Secretary: How about Cutsey, Wootsy?

FD: Not now, Peachy Weechy. How about Sure Thing Bonds? What say you Mr Engineer?

FE:This will work fine. Investors pay us $100m for 'Sure Thing Bonds'. We use it to buy 150 risky bonds that pay a high interest rate, like 8%. We give investors 5% per year. We keep the balance 3%. Nice.

FD: But they're risky. What if the bonds go bust?

FE: Ahh, that's the beauty of it. The 5% we pay investors each year buys us 'risky bond insurance'. If 1 out of 6 companies OR 12 of the 150 bonds go bust, we get to keep their $100m. If none go broke, we still make a profit of 3% with NO RISK!

S: It's bad luck for investors and good luck for us.

Nov 24, 2008
S: Bad news. Twelve bonds have gone bust. The remainder are only worth $60m. Oh no! We owe $100m. We're finished!

FE: Don't worry, investors lose, we win.

FD: Yup, we took 'Risky Bond Insurance'. Let's file a claim and cash in!

S: I remember! When 12 bonds default, investors lose their $100m and we get to keep what is left from the 150 bonds. It comes to $60m. Hey, we made $60m! I could kiss you, Mr Financial Engineer!

FD: Hold that kiss! Are you sure, Mr Fancy Engineer? We've got a financial meltdown! There is chaos and destruction! How can it be good?

FE: It is only good for you, sir. You make $60m on your insurance contract. The investors who sold it lose $100m. The remaining $40m has gone up in smoke along with other market losses.

S: You're a genius. I will kiss you now!

FD: We got out of this mess alive AND get to keep all the investors' money. Gee, am I smart!

S: There is one little problem sir. Mr Tan Kin Lian is explaining all this to 1,000 investors at Speaker's Corner today. They'll wise up.

FD: Not to worry, we'll use the magic words: caveat emptor. Let the buyer beware. It's their fault for not spotting our game earlier!:eek::biggrin::p
 

scroobal

Alfrescian
Loyal
Latest Update - 15 December 2008.

Its appears that the financial markets and institutions have stablised with clear evidence of inter-bank borrowing. The worst for this sector is over. FED/EU and other central banks have stepped and provided much needed liquidity but not to the level before the turmoil. There are however toxic assets that need to flow out.

Two other things are also clear , (1) Worldwide slowdown of economies and (2) deep recession expected in the US.

Stockmarkets will continue to react to bad news such as congress not helping the automakers etc. Companies are also not expected to return the profits of past years.
 

singveld

Alfrescian (Inf)
Asset
bank crisis maybe over

but with jobs gone in massive number

no jobs no money to buy things they dun need

no one buys stuff

more jobs will be loss

the vicious cycle continue

until you have like japs have recently

10 + years of deflation

enjoy your good life while it last

horrible time ahead

but at least some of the FT will fxxk off from singapore

which is a good thing
 

jw5

Moderator
Moderator
Loyal
Latest Update - 15 December 2008.

Its appears that the financial markets and institutions have stablised with clear evidence of inter-bank borrowing. The worst for this sector is over. FED/EU and other central banks have stepped and provided much needed liquidity but not to the level before the turmoil. There are however toxic assets that need to flow out.

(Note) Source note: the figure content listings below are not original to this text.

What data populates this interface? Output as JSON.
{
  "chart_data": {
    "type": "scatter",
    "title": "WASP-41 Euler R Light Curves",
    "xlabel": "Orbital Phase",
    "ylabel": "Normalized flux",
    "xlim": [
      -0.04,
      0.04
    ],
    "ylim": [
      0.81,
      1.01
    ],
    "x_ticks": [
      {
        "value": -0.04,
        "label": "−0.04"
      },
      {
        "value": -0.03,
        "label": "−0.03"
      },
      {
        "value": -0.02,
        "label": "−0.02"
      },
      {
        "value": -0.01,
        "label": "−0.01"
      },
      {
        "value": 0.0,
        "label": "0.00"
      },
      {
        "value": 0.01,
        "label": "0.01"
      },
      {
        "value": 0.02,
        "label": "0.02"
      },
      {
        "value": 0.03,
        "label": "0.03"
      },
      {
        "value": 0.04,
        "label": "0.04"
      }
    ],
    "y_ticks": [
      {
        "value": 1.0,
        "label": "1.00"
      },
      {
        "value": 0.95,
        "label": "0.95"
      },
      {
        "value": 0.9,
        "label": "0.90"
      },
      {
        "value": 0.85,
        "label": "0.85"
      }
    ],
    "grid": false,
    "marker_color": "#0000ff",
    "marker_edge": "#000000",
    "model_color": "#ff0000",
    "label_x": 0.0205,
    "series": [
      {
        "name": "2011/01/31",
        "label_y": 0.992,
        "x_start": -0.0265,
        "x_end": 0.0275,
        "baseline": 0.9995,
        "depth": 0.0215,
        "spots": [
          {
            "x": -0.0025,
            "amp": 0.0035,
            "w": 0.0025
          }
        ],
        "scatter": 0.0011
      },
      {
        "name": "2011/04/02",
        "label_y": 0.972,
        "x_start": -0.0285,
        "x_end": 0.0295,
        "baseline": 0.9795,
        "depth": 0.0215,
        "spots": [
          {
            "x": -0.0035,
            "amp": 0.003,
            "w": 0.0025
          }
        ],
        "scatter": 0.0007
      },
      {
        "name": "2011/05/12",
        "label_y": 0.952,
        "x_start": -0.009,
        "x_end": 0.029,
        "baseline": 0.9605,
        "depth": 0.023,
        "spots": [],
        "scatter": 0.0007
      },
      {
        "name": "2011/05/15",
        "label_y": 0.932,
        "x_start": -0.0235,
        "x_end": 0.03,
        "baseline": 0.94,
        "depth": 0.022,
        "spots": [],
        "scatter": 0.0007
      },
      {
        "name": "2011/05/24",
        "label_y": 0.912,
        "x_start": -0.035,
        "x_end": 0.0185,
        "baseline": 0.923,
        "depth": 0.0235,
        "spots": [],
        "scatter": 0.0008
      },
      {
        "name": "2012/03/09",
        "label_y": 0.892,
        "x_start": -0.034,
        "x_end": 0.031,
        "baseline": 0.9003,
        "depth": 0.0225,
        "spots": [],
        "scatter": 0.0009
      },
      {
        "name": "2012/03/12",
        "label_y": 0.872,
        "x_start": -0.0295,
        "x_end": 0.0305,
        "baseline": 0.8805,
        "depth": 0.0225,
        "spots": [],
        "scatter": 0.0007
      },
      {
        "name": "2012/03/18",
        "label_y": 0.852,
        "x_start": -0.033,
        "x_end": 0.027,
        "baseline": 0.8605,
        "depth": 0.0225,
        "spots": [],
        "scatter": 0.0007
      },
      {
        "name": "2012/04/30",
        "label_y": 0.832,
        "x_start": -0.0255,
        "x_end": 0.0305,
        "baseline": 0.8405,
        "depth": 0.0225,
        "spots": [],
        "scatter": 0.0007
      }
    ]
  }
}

Two other things are also clear , (1) Worldwide slowdown of economies and (2) deep recession expected in the US.

Stockmarkets will continue to react to bad news such as congress not helping the automakers etc. Companies are also not expected to return the profits of past years.
Actually, there's only 1 reason for the financial crisis, isn't there?
-- Greedy Bastards.
 

jw5

Moderator
Moderator
Loyal
bank crisis maybe over

but with jobs gone in massive number

no jobs no money to buy things they dun need

no one buys stuff

more jobs will be loss

the vicious cycle continue

until you have like japs have recently

10 + years of deflation

enjoy your good life while it last

horrible time ahead

but at least some of the FT will fxxk off from singapore

which is a good thing
The problem is that those FTs who fxxk off from SG may actually be the good and useful ones.
They go back to look after their families, get another job back home, obey the law by leaving once they don't have a permit, work hard to make another life for themselves.
Those who stay may be trying to con and scum their way here.